Is this cursed formatting?

One thing I miss a lot about Fortran compared to other languages I use is to declare variables at any point in time, and to have those variables automatically scoped to the block in which they’re declared (in an if, for example). This can be great for locality, descriptive names, etc., but in Fortran the only way to achieve this that I’m aware of is the block construct. The problem with that is that standard indentation would cause you to double indent the contents.

if (something) then
    block
        integer :: blah
        blah = foo( &
            bar, &
            baz, &
            whatever &
        )
        ! use blah
        ! ...
    end block
end if

I came up with this and I can’t decide if I hate it or love it. Thoughts?

if (something) then; block
    integer :: blah
    blah = foo( &
        bar, &
        baz, &
        whatever &
    )
    ! use blah
    ! ...
end block; end if
  • Cursed
  • Not cursed
0 voters

I voted not cursed. In general indentation is good, but multiple levels of indentation can lead to long lines or continuation lines, which reduce readability.

Also possible is

if (something) then
    block
    integer :: blah
    blah = foo( &
        bar, &
        baz, &
        whatever &
    )
    ! use blah
    ! ...
    end block
end if

ETA: I like the suggestion of @PierU below more.

Or the other way:

if (something) then
block
    integer :: blah
    blah = foo( &
        bar, &
        baz, &
        whatever &
    )
    ! use blah
    ! ...
end block
end if
3 Likes

Or using macros:

#define _IFB_(C) if (C) then ; block
#define _END_IFB_ end block ; end if


_IFB_ (something)
    integer :: blah
    blah = foo( &
        bar, &
        baz, &
        whatever &
    )
    ! use blah
    ! ...
_END_IFB_
1 Like

For simple cases like the one you describe you can achieve something similar with the associate construct.

And if you are not completely allergic to it you can create your preprocessor macro that adds the block for you (I was too slow :grin:)

#define iff(condition) if (condition) then; block
#define endiff end block; end if
1 Like

I like this. I already format select case constructs with de-indented case labels

select case (foo)
case (bar)
    ! code
case (baz)
    ! code
end select

I started doing this when I encountered it as the go fmt style, and now use it for all switch-like constructs.

I was trying to think of where this idea came from in my head. I think it’s an extension of cuddled braces from more Go style.

What would really be great is if one didn’t need explicit block/endblock at all inside block IFs, block DO loops and so on. But this has been debated ever since ALGOL-60 came out…

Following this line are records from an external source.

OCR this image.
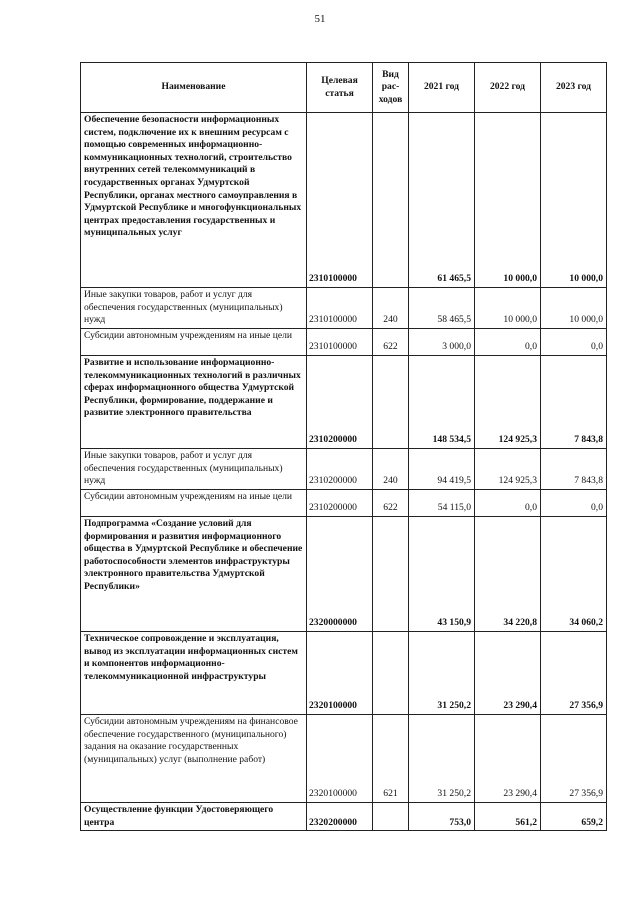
51
Наименование	Целевая статья	Вид рас-ходов	2021 год	2022 год	2023 год
Обеспечение безопасности информационных систем, подключение их к внешним ресурсам с помощью современных информационно-коммуникационных технологий, строительство внутренних сетей телекоммуникаций в государственных органах Удмуртской Республики, органах местного самоуправления в Удмуртской Республике и многофункциональных центрах предоставления государственных и муниципальных услуг	2310100000		61 465,5	10 000,0	10 000,0
Иные закупки товаров, работ и услуг для обеспечения государственных (муниципальных) нужд	2310100000	240	58 465,5	10 000,0	10 000,0
Субсидии автономным учреждениям на иные цели	2310100000	622	3 000,0	0,0	0,0
Развитие и использование информационно-телекоммуникационных технологий в различных сферах информационного общества Удмуртской Республики, формирование, поддержание и развитие электронного правительства	2310200000		148 534,5	124 925,3	7 843,8
Иные закупки товаров, работ и услуг для обеспечения государственных (муниципальных) нужд	2310200000	240	94 419,5	124 925,3	7 843,8
Субсидии автономным учреждениям на иные цели	2310200000	622	54 115,0	0,0	0,0
Подпрограмма «Создание условий для формирования и развития информационного общества в Удмуртской Республике и обеспечение работоспособности элементов инфраструктуры электронного правительства Удмуртской Республики»	2320000000		43 150,9	34 220,8	34 060,2
Техническое сопровождение и эксплуатация, вывод из эксплуатации информационных систем и компонентов информационно-телекоммуникационной инфраструктуры	2320100000		31 250,2	23 290,4	27 356,9
Субсидии автономным учреждениям на финансовое обеспечение государственного (муниципального) задания на оказание государственных (муниципальных) услуг (выполнение работ)	2320100000	621	31 250,2	23 290,4	27 356,9
Осуществление функции Удостоверяющего центра	2320200000		753,0	561,2	659,2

I actually think that it’s perfectly fine to NOT indent some constructs when it does not alter the readability (typically when they begin and end together). Similarly, I sometimes don’t indent perfectly nested loops:

do i = ...
do j = ...
do k = ...
   a(k,j,i) = ...
end do
end do
end do

But:

do i = ...
  x = some_function(i)
  do j = ...
  do k = ...
     a(k,j,i) = ...
  end do
  end do
end do

Indeed: Allow declaration statements anywhere · Issue #81 · j3-fortran/fortran_proposals · GitHub

But it seems that it could break some codes: Allow declaration statements anywhere · Issue #81 · j3-fortran/fortran_proposals · GitHub

This is a case where a deprecated feature (DATA statements anywhere in the code) prevents designing a new feature (implicit BLOCKs).